The rest is history. Baroni and Bridget Anne Kelly, a deputy chief of staff to the governor, were convicted last year after Wildstein spent days testifying against them. They are both appealing their convictions after receiving prison sentences earlier this year.
Wildstein’s open social media presence took some by surprise. At the Port Authority, which is underdoing a leadership shakeup, staffers have passed around Wildstein’s tweets in recent weeks.
Even before Bridgegate, Wildstein didn’t have a great reputation at the Port, viewed by some as a master of dark political arts. He was said to scare some rank-and-file workers. He bought domains that carried the names of some of his colleagues.
“He can’t stay away from the internet, I guess,” said one former colleague.
Patrick Foye, the Port’s outgoing executive director and a Cuomo appointee, testified during the Bridgegate trial that some suspected Wildstein had been tapping their phone calls. Wildstein denied it.

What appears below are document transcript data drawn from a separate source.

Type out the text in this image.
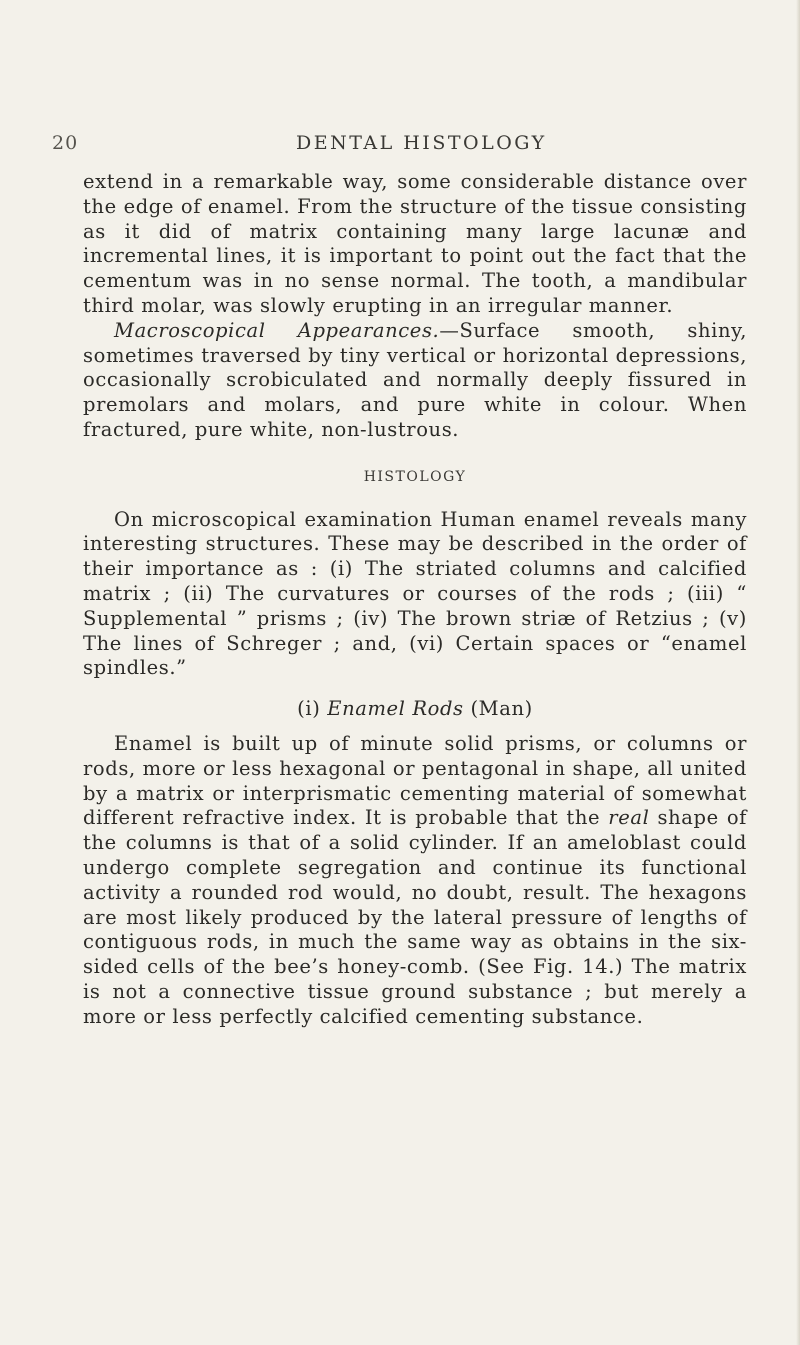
20	DENTAL HISTOLOGY

extend in a remarkable way, some considerable distance over the edge of enamel. From the structure of the tissue consisting as it did of matrix containing many large lacunæ and incremental lines, it is important to point out the fact that the cementum was in no sense normal. The tooth, a mandibular third molar, was slowly erupting in an irregular manner.

Macroscopical Appearances.—Surface smooth, shiny, sometimes traversed by tiny vertical or horizontal depressions, occasionally scrobiculated and normally deeply fissured in premolars and molars, and pure white in colour. When fractured, pure white, non-lustrous.

HISTOLOGY

On microscopical examination Human enamel reveals many interesting structures. These may be described in the order of their importance as : (i) The striated columns and calcified matrix ; (ii) The curvatures or courses of the rods ; (iii) “ Supplemental ” prisms ; (iv) The brown striæ of Retzius ; (v) The lines of Schreger ; and, (vi) Certain spaces or “enamel spindles.”

(i) Enamel Rods (Man)

Enamel is built up of minute solid prisms, or columns or rods, more or less hexagonal or pentagonal in shape, all united by a matrix or interprismatic cementing material of somewhat different refractive index. It is probable that the real shape of the columns is that of a solid cylinder. If an ameloblast could undergo complete segregation and continue its functional activity a rounded rod would, no doubt, result. The hexagons are most likely produced by the lateral pressure of lengths of contiguous rods, in much the same way as obtains in the six-sided cells of the bee’s honey-comb. (See Fig. 14.) The matrix is not a connective tissue ground substance ; but merely a more or less perfectly calcified cementing substance.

It was Foye who ended the lane closures at the bridge after learning of the traffic jams they had caused. Foye has been among Wildstein’s online targets.
“Not exactly where I would send him,” Wildstein tweeted after POLITICO reported that Foye was headed to the Metropolitan Transportation Authority.
Last month, after the MTA said it would investigate why a train was held in a station before a press conference with New York Mayor Bill de Blasio, Wildstein brought things back around to his own scandal.
“This is how these things start,” he wrote. “Flack denial, then internal probe plege. Truth comes with journalists remaining dogged. #traingate?”
New Jersey state Sen. Loretta Weinberg, the Democratic majority leader and co-chair of a committee that investigated Bridgegate, said it doesn’t bother her that Wildstein’s walking free and speaking his mind. “He certainly paid a price for this stupid and bizarre move,” she said.
“He kind of, I guess, can’t resist the urge to conjure up his old persona before he got involved directly in the Christie administration,” Weinberg said. “I would guess that he’s going back to his happier days.”
Dana Rubinstein contributed to this report.